On March 14, 2017, The Federal Court of Appeal (FCA) dismissed
Teva's appeal on both counts (utility and insufficiency of disclosure) and upheld
the prohibition order granted by Federal Court pursuant to section 6 of the
Patented Medicines (Notice of Compliance) Regulations.
Leo Pharma Inc. markets DOVOBET® (calcipotriol/betamethasone
dipropionate ointment) in Canada for the treatment of psoriasis. Teva Canada
Limited sought approval for a generic version of DOVOBET® and was opposed by
Leo. Leo's application was successful, and Federal court issued an order
prohibiting the Minister of Health from approving Teva's proposed generic until
the expiry of Canadian Patent No. 2,370,565 (the 565 Patent). The 565 Patent is
listed on the patent register against DOVOBET®. It relates to a combination
formulation of: at least one vitamin D or vitamin D analogue (Component A); at
least one corticosteroid (Component B); and a solvent (Component C).
With respect to Utility, Teva argued that the Federal Court
erred by dismissing its inutility allegation without evidence from Leo
regarding the factual basis and logic or reasoning used by the inventors to
support their sound prediction of the invention's utility.

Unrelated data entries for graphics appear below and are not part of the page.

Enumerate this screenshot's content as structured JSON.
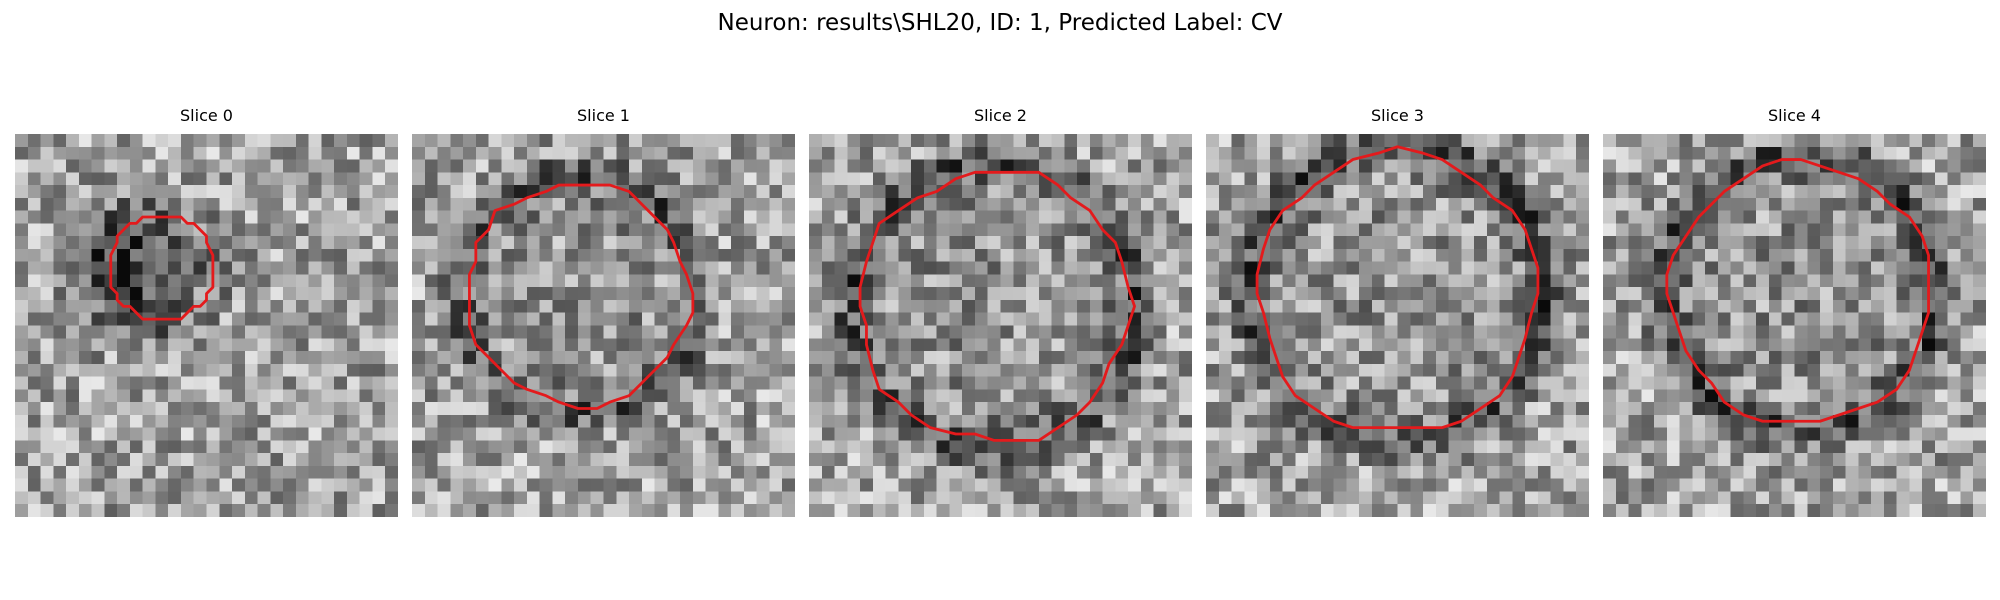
{
  "figure": {
    "title": "Neuron: results\\SHL20, ID: 1, Predicted Label: CV"
  },
  "contour_color": "#e41a1c",
  "panels": [
    {
      "title": "Slice 0",
      "ring_radius": 4.7,
      "ring_strength": 0.12,
      "dark_blob": 0.35,
      "contour_level": 0.38
    },
    {
      "title": "Slice 1",
      "ring_radius": 9.3,
      "ring_strength": 0.3,
      "dark_blob": 0.0,
      "contour_level": 0.7
    },
    {
      "title": "Slice 2",
      "ring_radius": 11.2,
      "ring_strength": 0.32,
      "dark_blob": 0.0,
      "contour_level": 0.8
    },
    {
      "title": "Slice 3",
      "ring_radius": 11.6,
      "ring_strength": 0.33,
      "dark_blob": 0.0,
      "contour_level": 0.8
    },
    {
      "title": "Slice 4",
      "ring_radius": 10.8,
      "ring_strength": 0.34,
      "dark_blob": 0.0,
      "contour_level": 0.76
    }
  ]
}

The FCA rejected
Teva's argument that, as a matter of law, subjective proof of the inventors'
prediction must be made through evidence directly from the inventors, not an
expert witness.
With respect to Insufficiency, Teva argued that the Federal
Court erred in law because it did not find that the 565 Patent fails to
correctly and fully disclose the invention as contemplated by the inventors. The
FCA held that one must always consider the nature of the invention to determine
what needs to be included in the disclosure. Furthermore, the FCA accepted that
non-inventive trial-and-error experimentation is permissible when determining
whether a skilled person would be able to work the invention.